WHAT ABOUT THE ST SEGMENTS?  The ST segments in leads V2 through V6 are elevated, and their shape is very straight, as opposed to the normal shape of coved upward (smile). Even though the amount of ST elevation at the J points appears subtle, the shape of the segments, the fact that they appear in related leads, and the fact that the patient is an elderly male with chest pain all point to the diagnosis of ANTERIOR WALL ST elevation M.I. (STEMI).  Additional ST changes include a straight shape in Leads I and aVL and ST depression in V1 and aVR.  

PATIENT OUTCOME  The patient was transported to a cardiac center, where he received angioplasty in the cath lab.  The left coronary artery was found to be occluded, and was repaired and stented.  He recovered without complications and was sent home in a few days.

This ECG is from a 59-year-old man who was a patient in the Emergency Department with mild chest pain.  He had a history of coronary artery disease.  We have no other information about his medical history, medications, or outcome.

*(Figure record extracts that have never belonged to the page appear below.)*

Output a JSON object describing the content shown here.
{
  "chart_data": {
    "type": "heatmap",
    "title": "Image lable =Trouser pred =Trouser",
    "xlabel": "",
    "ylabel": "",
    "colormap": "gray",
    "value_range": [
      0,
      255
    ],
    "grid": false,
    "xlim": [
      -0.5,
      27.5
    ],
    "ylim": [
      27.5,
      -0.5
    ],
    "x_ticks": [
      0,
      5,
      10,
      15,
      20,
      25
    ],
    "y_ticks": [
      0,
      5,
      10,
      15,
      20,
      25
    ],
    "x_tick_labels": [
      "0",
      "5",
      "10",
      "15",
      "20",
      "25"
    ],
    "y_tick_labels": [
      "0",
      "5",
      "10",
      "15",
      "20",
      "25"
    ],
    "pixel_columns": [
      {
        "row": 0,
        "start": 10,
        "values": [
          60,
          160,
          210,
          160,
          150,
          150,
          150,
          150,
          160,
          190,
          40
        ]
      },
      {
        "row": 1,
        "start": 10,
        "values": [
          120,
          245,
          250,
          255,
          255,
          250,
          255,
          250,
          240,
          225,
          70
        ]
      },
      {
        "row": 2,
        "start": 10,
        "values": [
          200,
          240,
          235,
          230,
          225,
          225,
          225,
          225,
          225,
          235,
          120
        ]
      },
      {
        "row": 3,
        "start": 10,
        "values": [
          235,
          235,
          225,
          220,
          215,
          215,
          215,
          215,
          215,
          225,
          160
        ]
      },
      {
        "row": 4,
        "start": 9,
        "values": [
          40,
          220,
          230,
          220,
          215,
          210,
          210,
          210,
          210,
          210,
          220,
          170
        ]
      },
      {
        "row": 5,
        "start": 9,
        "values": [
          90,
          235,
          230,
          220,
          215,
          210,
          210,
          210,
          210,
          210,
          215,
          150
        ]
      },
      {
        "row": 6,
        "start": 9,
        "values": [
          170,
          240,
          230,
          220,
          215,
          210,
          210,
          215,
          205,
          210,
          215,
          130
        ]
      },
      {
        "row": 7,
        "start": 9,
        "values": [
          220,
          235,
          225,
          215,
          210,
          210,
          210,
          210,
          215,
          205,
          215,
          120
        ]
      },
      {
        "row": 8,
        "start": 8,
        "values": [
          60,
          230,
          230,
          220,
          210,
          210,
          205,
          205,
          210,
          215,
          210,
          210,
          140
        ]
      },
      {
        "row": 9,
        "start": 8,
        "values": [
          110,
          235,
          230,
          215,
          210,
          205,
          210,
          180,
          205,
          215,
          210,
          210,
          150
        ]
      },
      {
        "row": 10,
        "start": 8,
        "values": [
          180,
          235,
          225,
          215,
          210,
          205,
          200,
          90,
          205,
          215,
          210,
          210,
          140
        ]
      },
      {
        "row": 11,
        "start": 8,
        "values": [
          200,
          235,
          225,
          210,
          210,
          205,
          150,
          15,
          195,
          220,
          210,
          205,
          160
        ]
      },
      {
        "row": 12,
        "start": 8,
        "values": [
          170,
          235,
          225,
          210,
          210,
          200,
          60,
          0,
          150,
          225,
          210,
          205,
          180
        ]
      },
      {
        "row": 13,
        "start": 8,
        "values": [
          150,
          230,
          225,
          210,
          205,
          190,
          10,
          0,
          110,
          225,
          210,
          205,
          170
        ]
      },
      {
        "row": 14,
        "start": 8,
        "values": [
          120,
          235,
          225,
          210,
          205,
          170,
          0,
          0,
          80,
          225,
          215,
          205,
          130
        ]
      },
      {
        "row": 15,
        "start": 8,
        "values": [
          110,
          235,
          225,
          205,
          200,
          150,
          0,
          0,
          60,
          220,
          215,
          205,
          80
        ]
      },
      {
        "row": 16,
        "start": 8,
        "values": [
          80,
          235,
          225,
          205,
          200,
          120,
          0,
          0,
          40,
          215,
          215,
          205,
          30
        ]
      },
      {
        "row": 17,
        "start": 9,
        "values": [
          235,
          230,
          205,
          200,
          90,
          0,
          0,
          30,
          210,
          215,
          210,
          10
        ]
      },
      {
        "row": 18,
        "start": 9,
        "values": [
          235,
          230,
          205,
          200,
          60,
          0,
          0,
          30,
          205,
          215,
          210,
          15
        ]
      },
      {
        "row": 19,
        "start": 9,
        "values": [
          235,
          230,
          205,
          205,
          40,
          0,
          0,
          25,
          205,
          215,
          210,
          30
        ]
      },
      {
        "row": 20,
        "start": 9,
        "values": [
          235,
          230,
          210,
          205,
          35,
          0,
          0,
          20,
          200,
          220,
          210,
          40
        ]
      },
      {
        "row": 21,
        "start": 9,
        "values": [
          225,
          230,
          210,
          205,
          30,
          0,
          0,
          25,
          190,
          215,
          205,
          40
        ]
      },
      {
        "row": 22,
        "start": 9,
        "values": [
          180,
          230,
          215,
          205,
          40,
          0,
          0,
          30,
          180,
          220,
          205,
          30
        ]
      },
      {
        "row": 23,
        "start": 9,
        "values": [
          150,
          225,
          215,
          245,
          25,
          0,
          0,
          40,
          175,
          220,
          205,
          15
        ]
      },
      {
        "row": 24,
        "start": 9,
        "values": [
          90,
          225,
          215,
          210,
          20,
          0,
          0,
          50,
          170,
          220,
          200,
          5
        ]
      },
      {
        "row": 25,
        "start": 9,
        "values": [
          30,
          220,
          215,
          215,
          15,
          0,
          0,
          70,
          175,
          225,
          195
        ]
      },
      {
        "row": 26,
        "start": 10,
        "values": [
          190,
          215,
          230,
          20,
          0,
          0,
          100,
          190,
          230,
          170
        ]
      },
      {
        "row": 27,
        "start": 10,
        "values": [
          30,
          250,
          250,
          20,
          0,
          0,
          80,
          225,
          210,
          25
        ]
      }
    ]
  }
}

The ECG shows normal sinus rhythm and right bundle branch block.  The ECG criteria for right bundle branch block are: 1)  QRS wide at 120 ms or more (.12 sec. or more).                     2) Supraventricular rhythm.     3) Terminal waves indicating that the right ventricle is depolarizing late.  Because the right bundle branch is blocked, the left ventricle depolarizes first.  The QRS begins in a normal fashion.  The depolarization wave cannot access the right ventricle via the bundle branch, so it travels cell-to-cell across the right ventricle, causing a conduction delay.  This delay in depolarizing the right ventricle is seen on the ECG as a separate, terminal wave on the QRS.  In V1, it is seen as an R' wave, making the QRS have an rSR' pattern in most cases.  In Leads I and V6, there will be a wide, slurred S wave, causing an Rs pattern.  The frontal plane axis can be difficult to determine, as the first part of the QRS is from the left ventricle and the second part is from the right ventricle.

The causes of right bundle branch block are many.  The website, Life In the Fastlane has a good quick reference. 

This patient has a slightly prolonged QTc interval at 469 ms, for which we do not know the reason, lacking clinical information.  The QT interval measures the total time it takes to depolarize and repolarize the myocardium, and it is measured from the beginning of the QRS to the end of the T wave.  The QT interval lengthens naturally in slow rates, and shortens with faster rates.  The QTc has been mathematically corrected to a rate of 60/min.   A good rule of thumb is the QT interval should be less than half the RR interval of the preceding beat. A long QT interval (>500 ms) has been associated with increased risk of torsades de pointes.